The Bothell City Council voted June 10 to combat climate change by launching a new program called Bothell CO2OL.
The initiative calls for a phased approach to reducing carbon emissions and fostering energy independence throughout the civic and private sectors.
City officials are hailing the move as potential boost for the local economy.
“There’s a lot of opportunity in terms of ‘green’ dollars,” said Bothell Economic Development Manager Terrie Battuello. “Anything related to environmental architecture and engineering is of great interest to our local economy.”
City Manager Bob Stowe added in a press statement that Bothell is “widely recognized as a center of education and of scientific research. It is a natural leap for the (city) to accept the carbon-reduction challenge as a value by which the city will do business.”

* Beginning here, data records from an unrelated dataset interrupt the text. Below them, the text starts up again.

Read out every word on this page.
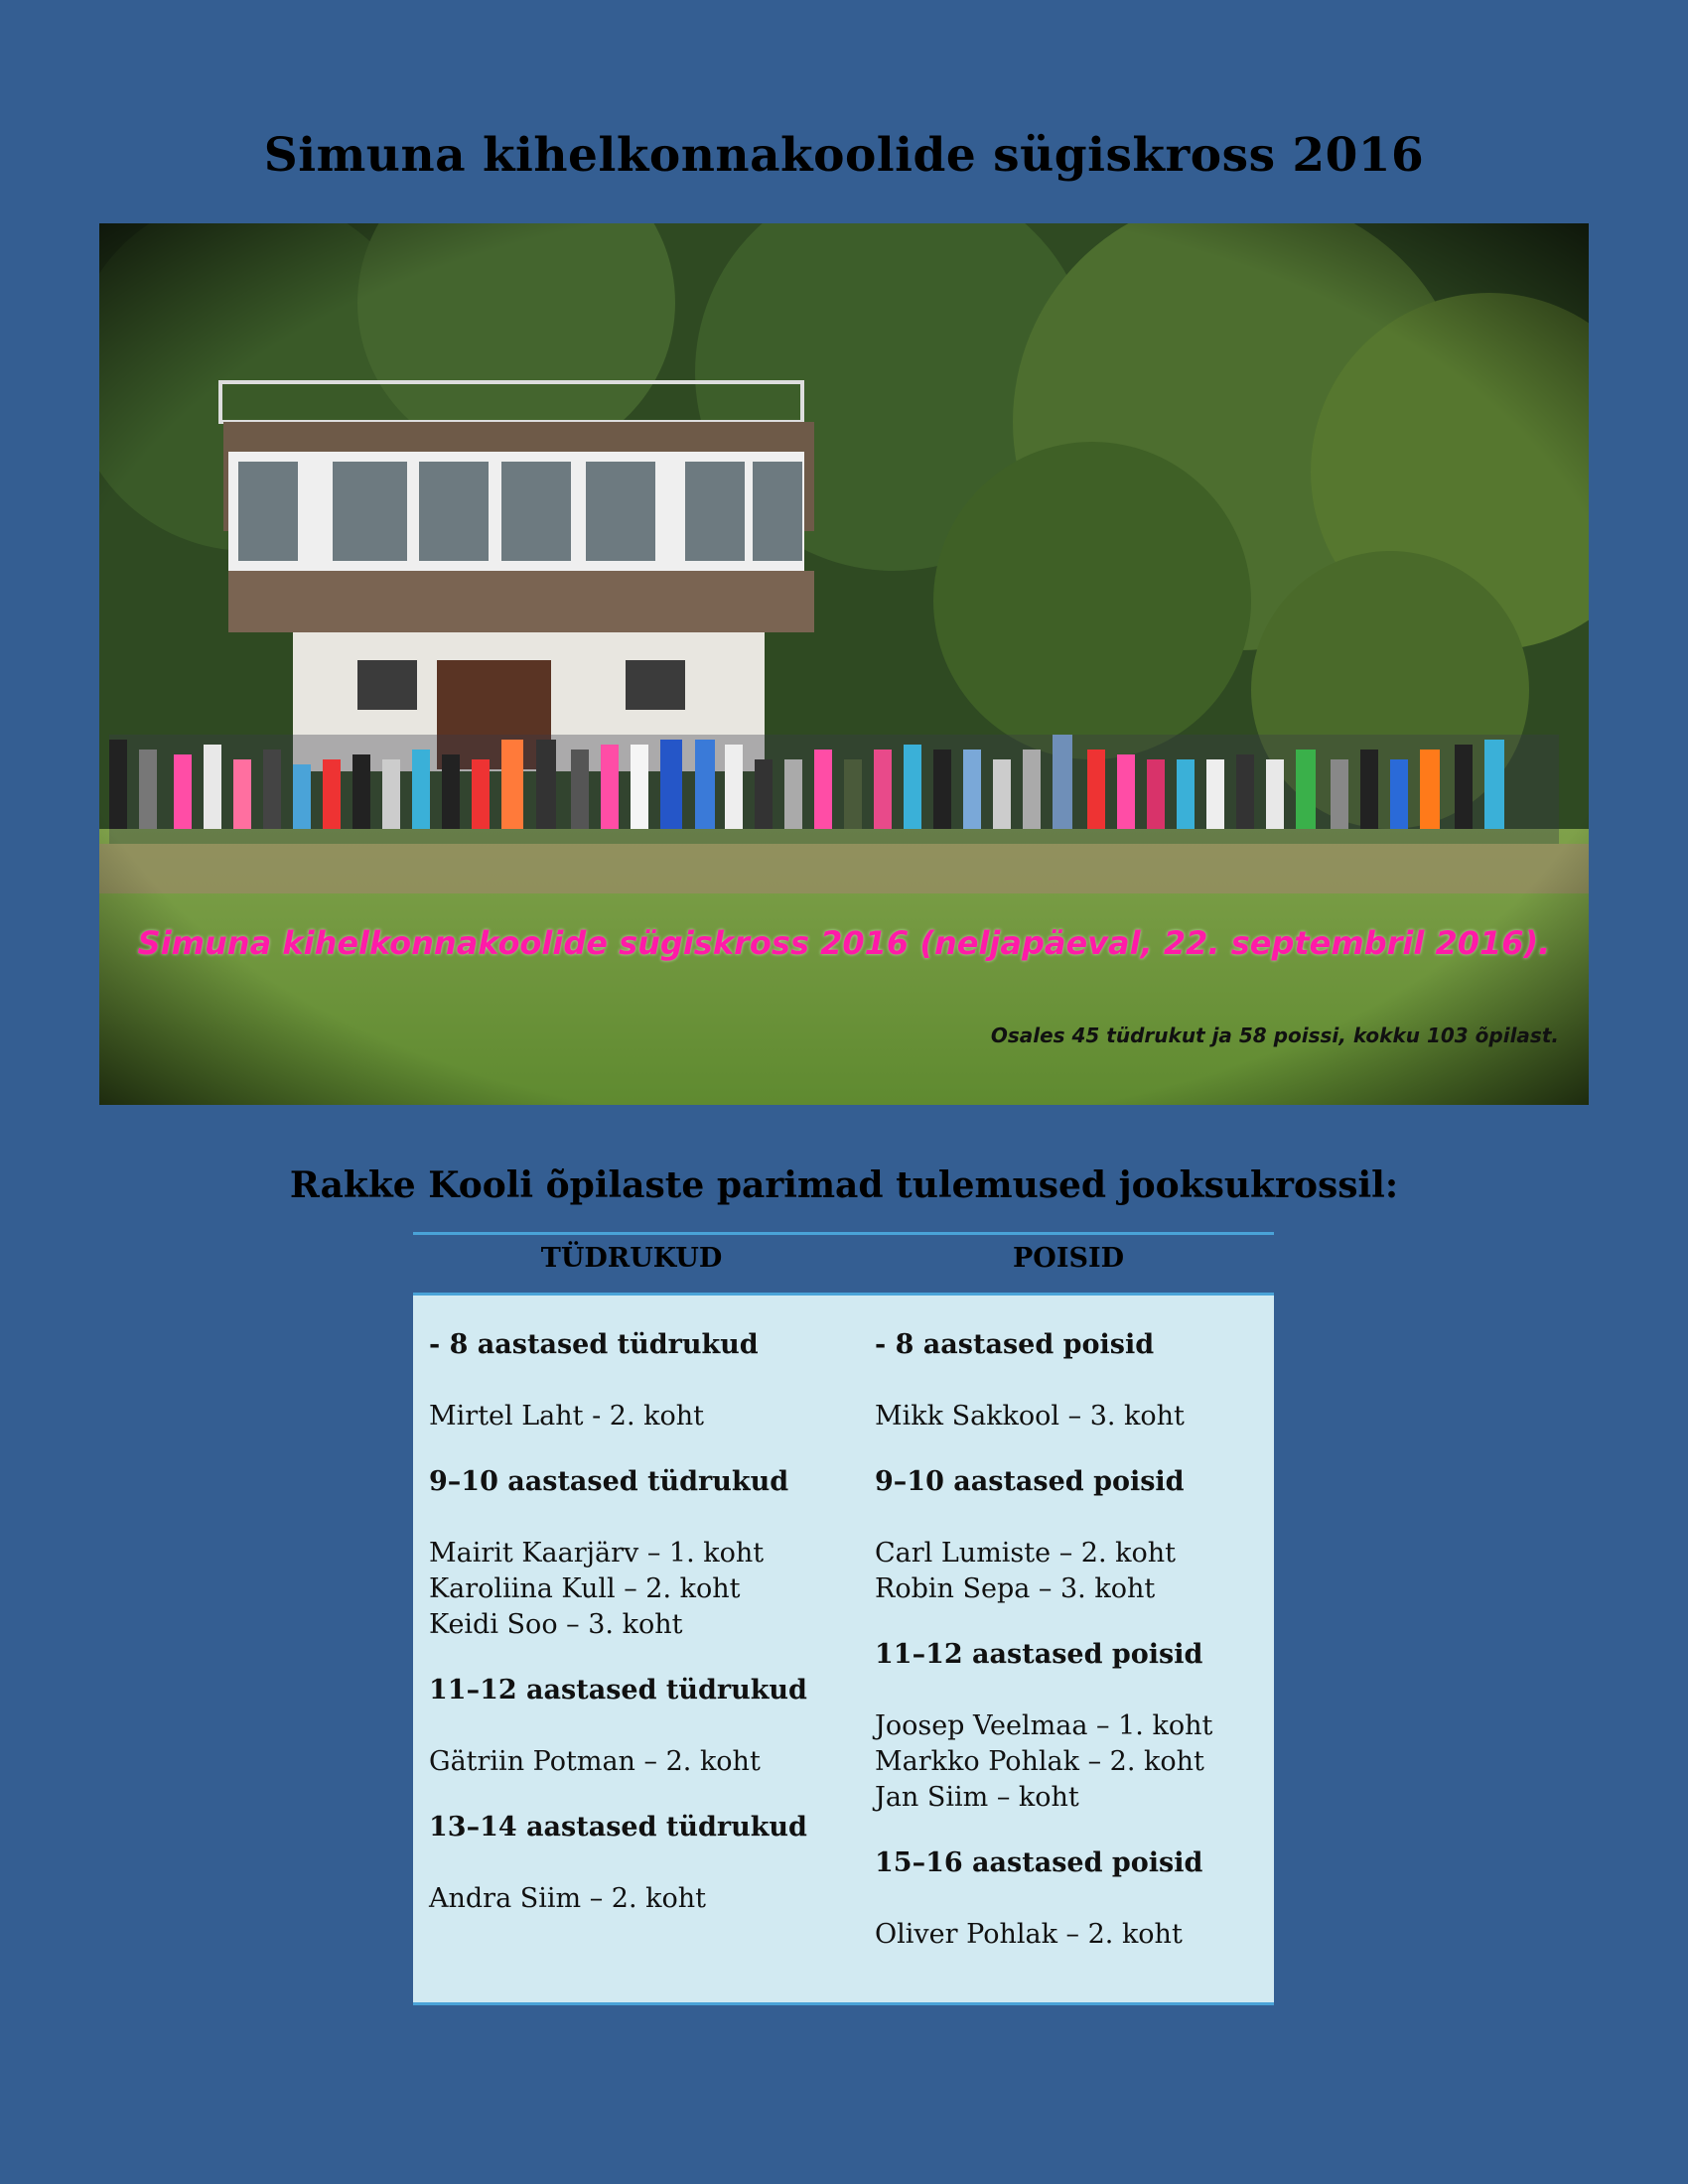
Simuna kihelkonnakoolide sügiskross 2016
Simuna kihelkonnakoolide sügiskross 2016 (neljapäeval, 22. septembril 2016).
Osales 45 tüdrukut ja 58 poissi, kokku 103 õpilast.
Rakke Kooli õpilaste parimad tulemused jooksukrossil:
TÜDRUKUD	POISID
- 8 aastased tüdrukud
Mirtel Laht - 2. koht
9–10 aastased tüdrukud
Mairit Kaarjärv – 1. koht
Karoliina Kull – 2. koht
Keidi Soo – 3. koht
11–12 aastased tüdrukud
Gätriin Potman – 2. koht
13–14 aastased tüdrukud
Andra Siim – 2. koht
- 8 aastased poisid
Mikk Sakkool – 3. koht
9–10 aastased poisid
Carl Lumiste – 2. koht
Robin Sepa – 3. koht
11–12 aastased poisid
Joosep Veelmaa – 1. koht
Markko Pohlak – 2. koht
Jan Siim – koht
15–16 aastased poisid
Oliver Pohlak – 2. koht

City Council will consider its first set of potential carbon-reduction measures in September.
“We’ve been trying to educate everyone about this for the past year,” Battuello said. “One thing the city manager decided is that he doesn’t want to pass a rule or law unless we know how to enforce it and measure the impacts.”
Bothell’s carbon-reduction measures could include incentives that promote the use of sustainable materials and operating systems in new construction.
City Council will consider a point system that encourages private-sector developments to meet Leadership in Energy and Environmental Design (LEED) standards.
Bothell’s new initiative includes an agreement to work with the International Council for Local Environmental Initiatives (ICLEI) in creating an inventory of city-wide carbon emissions.
“We’ll have a good idea of how much we use for street lights, diesel and all that,” Battuello said.
City Council will review annual reports related to Bothell’s carbon emissions and eventually set targets for both reduction and energy savings.
Bothell councilmembers must first decide whether to adopt the U.S. Mayor’s Climate Protection Agreement from 2005, which entails a commitment to certain Kyoto Protocal benchmarks.
More than 815 other jurisdictions are currently working with the ICLEI to inventory carbon emissions.
The CO2OL initiative calls for the city to reduce its own output from municipal facilities and fleets.
That means all new civic buildings will have to meet LEED standards, and all additional vehicles will have to be environmentally friendly.
The city plans to create an interdepartmental Energy Action Team that would be responsible for implementing carbon-reduction programs.
Upfront costs for the Bothell CO2OL initiative are around $1,000. That money paid for the ICLEI software.
An unpaid intern from the University of Washington is currently helping to conduct the inventory of Bothell’s carbon emissions.
The city plans to begin a public outreach program in the future that will educate residents on how they can reduce their individual footprints.
“We really need more people to understand their contribution to the solution,” Battuello said.